Proof that the following function is a polynomial I've been trying to get my head around this problem for a long time, yet I have not been able to make much progress.
Let $\ell_0(j) = \left\lfloor \frac{1}{2}\left( \sqrt{8j^2 - 8j + 1} + 2j - 1 \right) \right\rfloor$.
Then, prove that the following function $P(j,s)$ is a polynomial in $s$ for all positive integers $j$:
$$P(j,s) = \frac{1}{1 - s^{\ell_0(j)}}\sum_{\ell =1}^{\ell_0(j)}\left((-1)^\ell \left( \frac{s^{\ell(\ell+3)/2 - (j+1)\ell - j(j-1)/2}}{1-s^\ell}  \right) \prod_{k=\ell}^{\ell_0(j)}(1-s^k)^2\right) $$
If anybody could suggest anything, I would greatly appreciate it. Thanks!
 A: Some (possibly) useful simplications:
I thought it might be helpful to write $P(j,s)$ as
\begin{equation*}
P(j,s) = \frac{(1-s^{l_{0}(j)})}{s^{j(j-1)}}\sum_{l=1}^{l_{0}(j)}(-1)^{l}(1 - s^{l})s^{l(l+3)/2 - (j+1)l + j(j-1)/2} \prod_{k=l+1}^{l_{0}(j)-1}(1-s^{k})^{2}.
\end{equation*}
The benefit of this is that 
\begin{equation*}
g(l) := l(l+3)/2 - (j+1)l + j(j-1)/2 = \frac{l^{2}}{2} - (j-\frac{1}{2})l + j(j-1)/2
\end{equation*}
is a quadratic in $l$ whose minimum over $l \in \mathbb{Z}$ is $0$, which occurs at $l = j, j-1$. Simply observe that
\begin{align*}
g(j) & = \frac{j^{2}}{2} - j^{2} + j/2 + j(j-1)/2 = 0\\
g(j-1) & = \frac{(j-1)^{2}}{2} - (j-\frac{1}{2})(j-1) + j(j-1)/2\\
& = \frac{j^{2} - 2j + 1}{2} - j^{2} + j + \frac{j}{2} - \frac{1}{2} + \frac{j^{2}}{2} - \frac{j}{2}\\
 & = 0.
\end{align*}
So at this point one just has to show that 
\begin{equation}
Q(j,s) = \sum_{l=1}^{l_{0}(j)}(-1)^{l}(1 - s^{l})s^{l(l+3)/2 - (j+1)l + j(j-1)/2} \prod_{k=l+1}^{l_{0}(j)-1}(1-s^{k})^{2}
\end{equation}
is divisible by $s^{j(j-1)}$, which is always a positive power of $s$ for integer $j$. One possible way to do this might be to show that $Q$ and its derivatives with respect to $s$ up to order $j(j-1) - 1$ are zero at $s = 0$. However, I'm not sure how to proceed with that yet.

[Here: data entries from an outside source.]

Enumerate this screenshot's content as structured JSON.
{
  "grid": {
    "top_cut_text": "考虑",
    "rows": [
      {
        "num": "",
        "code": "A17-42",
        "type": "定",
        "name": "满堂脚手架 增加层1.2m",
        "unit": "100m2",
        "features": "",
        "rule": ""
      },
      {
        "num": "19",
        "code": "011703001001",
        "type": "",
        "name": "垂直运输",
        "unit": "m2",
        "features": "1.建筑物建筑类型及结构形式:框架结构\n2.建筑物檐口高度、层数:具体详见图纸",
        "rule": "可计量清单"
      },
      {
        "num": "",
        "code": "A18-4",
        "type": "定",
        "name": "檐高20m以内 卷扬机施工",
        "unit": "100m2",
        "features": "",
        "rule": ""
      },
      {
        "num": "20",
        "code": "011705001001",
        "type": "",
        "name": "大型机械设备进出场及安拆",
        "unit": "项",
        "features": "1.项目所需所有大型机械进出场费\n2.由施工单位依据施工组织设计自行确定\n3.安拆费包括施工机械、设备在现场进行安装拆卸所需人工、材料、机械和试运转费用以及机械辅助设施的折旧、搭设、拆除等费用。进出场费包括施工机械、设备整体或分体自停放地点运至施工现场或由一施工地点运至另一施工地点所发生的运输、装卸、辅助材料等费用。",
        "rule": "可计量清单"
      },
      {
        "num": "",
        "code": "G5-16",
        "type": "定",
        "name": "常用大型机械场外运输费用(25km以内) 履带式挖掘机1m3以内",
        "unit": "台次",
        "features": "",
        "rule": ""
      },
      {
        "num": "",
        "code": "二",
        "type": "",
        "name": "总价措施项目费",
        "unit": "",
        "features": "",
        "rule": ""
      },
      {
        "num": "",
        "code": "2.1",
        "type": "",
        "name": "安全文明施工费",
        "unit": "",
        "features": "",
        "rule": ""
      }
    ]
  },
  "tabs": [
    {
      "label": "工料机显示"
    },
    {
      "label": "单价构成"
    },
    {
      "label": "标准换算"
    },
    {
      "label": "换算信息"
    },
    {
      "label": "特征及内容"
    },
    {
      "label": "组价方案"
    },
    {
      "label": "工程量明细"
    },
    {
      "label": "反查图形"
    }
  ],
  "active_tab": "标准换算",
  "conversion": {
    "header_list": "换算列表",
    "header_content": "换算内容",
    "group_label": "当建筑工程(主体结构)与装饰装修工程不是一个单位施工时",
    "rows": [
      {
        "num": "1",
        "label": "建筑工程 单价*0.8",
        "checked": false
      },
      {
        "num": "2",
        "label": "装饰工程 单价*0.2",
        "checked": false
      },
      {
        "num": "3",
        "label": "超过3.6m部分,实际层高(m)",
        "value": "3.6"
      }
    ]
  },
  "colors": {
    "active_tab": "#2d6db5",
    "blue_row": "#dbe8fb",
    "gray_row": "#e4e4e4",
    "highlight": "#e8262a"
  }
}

Finally, I haven't verified it yet, but it seems that $l_{0}(j) = \lfloor ( 1+ \sqrt{2})j - \frac{1 + \sqrt{2}}{2} \rfloor$. I experimentally verified it for $1 \leq j \leq 1000000$ at least, but will have to do some floor manipulation to prove it if it is indeed true.